Editorial: Water future: Urgent issue
Friday, Aug. 5, 2005 | 5:32 a.m.
WEEKEND EDITION
August 6-7, 2005
Pat Mulroy, general manager of the Southern Nevada Water Authority, is highly concerned about our water future for the coming decades. In 60 or 70 years, Mulroy acknowledges, ocean desalination technology could be in place, enabling Clark County's continued growth. She is, however, highly concerned about the period between now and then, which is why she believes a plan her agency has developed for those interim decades should be approved by state government.
In 1989 the water authority filed claims for unused groundwater in rural Lincoln and White Pine counties, north of Clark. After 16 years of negotiations, the claims have been whittled down to what Mulroy believes is the absolute minimum. If the claims, along with billions of dollars worth of pipelines, are ultimately approved, they would provide far and away the most water from a larger plan to back up Nevada's annual allotment from the Colorado River, which is being fully used.
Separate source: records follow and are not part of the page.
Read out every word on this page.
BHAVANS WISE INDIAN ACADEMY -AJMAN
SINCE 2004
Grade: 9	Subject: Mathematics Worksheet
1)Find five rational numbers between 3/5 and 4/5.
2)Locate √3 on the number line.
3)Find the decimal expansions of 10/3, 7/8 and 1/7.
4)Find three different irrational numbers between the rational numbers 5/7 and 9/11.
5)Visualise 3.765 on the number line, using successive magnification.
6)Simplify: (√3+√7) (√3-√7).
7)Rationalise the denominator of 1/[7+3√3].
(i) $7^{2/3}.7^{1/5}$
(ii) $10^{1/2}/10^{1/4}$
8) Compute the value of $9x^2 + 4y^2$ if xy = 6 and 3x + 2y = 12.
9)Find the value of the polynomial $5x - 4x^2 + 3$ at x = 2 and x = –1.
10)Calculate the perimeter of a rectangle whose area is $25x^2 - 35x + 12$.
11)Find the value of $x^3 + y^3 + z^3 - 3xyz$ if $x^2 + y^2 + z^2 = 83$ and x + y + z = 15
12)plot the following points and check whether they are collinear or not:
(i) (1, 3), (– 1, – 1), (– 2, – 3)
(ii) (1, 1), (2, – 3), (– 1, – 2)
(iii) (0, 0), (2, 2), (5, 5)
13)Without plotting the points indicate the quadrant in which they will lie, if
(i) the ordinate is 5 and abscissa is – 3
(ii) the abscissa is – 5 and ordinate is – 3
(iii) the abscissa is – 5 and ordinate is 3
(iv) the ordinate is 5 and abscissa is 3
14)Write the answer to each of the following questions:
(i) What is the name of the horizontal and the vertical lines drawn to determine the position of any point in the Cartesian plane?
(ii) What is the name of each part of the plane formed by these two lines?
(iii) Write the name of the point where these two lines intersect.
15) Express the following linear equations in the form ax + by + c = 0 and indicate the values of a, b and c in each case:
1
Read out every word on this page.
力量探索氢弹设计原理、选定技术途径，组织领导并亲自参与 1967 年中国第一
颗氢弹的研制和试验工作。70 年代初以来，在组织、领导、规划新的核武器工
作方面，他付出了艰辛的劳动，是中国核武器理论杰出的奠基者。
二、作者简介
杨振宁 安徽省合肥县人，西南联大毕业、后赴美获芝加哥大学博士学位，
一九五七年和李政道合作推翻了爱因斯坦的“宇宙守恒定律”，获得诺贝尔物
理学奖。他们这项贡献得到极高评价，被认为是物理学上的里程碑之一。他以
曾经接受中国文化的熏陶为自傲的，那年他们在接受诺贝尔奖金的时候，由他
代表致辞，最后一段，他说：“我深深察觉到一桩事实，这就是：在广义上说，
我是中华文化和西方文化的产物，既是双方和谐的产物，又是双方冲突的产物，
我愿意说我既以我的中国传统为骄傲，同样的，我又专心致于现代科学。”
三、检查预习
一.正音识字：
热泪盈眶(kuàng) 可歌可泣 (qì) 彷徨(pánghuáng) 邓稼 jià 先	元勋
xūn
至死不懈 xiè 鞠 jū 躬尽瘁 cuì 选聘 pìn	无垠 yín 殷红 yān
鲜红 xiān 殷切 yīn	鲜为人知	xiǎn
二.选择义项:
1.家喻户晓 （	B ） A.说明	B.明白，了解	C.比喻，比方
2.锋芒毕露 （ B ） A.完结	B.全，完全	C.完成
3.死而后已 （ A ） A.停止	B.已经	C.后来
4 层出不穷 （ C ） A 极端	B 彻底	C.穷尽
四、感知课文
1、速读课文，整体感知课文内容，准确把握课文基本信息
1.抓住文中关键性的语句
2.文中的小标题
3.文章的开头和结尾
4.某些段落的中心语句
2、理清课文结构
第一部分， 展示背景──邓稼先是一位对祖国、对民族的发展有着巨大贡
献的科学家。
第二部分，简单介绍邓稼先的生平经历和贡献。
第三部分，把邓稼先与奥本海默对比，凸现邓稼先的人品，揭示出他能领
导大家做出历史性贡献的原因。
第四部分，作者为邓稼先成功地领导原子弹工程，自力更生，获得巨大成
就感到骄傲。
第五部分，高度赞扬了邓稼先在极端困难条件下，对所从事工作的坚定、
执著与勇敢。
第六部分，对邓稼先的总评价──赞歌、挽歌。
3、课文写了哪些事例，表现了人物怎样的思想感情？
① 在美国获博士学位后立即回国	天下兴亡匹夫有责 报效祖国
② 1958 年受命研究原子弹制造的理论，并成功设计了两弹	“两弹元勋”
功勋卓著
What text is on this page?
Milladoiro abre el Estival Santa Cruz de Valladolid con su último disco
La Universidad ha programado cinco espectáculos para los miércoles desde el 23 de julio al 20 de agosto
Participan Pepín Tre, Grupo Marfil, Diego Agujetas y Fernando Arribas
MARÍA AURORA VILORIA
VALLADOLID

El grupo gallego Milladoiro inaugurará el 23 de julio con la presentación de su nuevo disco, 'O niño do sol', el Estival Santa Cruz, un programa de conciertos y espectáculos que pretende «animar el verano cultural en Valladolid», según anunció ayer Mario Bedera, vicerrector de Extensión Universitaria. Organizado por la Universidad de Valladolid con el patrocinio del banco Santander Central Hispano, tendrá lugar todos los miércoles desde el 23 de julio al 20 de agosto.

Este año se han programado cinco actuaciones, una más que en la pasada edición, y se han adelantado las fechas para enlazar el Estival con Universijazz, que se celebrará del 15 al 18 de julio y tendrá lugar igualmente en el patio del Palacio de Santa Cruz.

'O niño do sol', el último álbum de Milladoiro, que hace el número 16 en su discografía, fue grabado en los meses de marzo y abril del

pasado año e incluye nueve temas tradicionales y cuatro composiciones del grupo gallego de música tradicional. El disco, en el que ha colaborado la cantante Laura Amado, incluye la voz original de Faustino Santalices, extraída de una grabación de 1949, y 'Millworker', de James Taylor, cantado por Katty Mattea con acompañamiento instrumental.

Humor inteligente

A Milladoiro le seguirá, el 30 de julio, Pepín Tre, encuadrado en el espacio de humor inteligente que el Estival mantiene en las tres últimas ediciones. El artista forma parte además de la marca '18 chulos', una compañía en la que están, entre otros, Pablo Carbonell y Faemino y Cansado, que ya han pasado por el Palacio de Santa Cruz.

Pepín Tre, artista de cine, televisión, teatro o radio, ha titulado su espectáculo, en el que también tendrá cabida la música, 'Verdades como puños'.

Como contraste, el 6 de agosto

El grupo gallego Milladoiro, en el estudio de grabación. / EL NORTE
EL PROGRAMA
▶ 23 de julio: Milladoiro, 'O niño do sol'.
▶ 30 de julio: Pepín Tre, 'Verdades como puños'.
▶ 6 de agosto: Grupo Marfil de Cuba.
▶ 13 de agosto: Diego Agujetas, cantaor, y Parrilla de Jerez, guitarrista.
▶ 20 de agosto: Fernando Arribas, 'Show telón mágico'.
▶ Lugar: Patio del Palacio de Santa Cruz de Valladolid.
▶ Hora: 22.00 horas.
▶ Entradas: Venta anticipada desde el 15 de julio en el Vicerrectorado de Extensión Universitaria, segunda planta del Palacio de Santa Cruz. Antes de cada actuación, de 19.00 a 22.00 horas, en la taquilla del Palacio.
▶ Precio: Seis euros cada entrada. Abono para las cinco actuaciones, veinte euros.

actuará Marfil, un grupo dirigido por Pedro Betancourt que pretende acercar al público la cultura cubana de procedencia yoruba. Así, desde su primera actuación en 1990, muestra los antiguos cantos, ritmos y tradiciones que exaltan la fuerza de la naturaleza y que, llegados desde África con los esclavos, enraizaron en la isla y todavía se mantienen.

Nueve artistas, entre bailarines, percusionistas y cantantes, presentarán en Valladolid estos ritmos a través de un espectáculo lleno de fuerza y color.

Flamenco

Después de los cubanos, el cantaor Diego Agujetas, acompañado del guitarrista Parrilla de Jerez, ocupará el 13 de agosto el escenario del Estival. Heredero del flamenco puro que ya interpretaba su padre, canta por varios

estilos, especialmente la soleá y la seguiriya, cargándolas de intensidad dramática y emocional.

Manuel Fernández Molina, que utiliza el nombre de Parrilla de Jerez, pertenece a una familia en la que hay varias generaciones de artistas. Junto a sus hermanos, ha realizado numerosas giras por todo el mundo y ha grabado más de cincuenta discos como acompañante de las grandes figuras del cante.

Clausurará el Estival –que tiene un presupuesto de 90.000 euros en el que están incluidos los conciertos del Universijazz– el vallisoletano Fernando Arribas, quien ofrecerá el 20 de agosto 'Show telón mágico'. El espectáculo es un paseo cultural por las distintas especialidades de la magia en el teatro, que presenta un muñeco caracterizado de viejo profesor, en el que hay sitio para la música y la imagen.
Mulroy speaks with increasing urgency about this plan, whose future is uncertain. White Pine County fiercely opposes it while Lincoln County, which has been more cooperative, is complicating matters by developing its own large-scale plans for drawing its groundwater. This threatens long delays, as those plans would likely have to be incorporated into the years-long studies of the water authority's plans that will be undertaken by the state and federal governments. Even without the delays, the earliest that rural water could reach Southern Nevada is somewhere between 2015 and 2020.
Mulroy has been traveling to the rural areas this summer to explain her plan. She says the rural counties would be protected by an agreement strictly regulating Clark County's draw. She points out that northern counties have for decades drawn water from basins outside their own borders, and if that tradition ever ended, Nevada would "shut down." It's only right that Clark County should participate in that tradition too, she says.
We understand Mulroy's sense of urgency, as there is no other long-term backup plan to a drought-ravaged Colorado River, which supplies 90 percent of our water. We hope that the state engineer, who will decide on the water authority's plan, can find a resolution short of harming the rural counties and that also enables Las Vegas to continue to thrive as the state's economic center.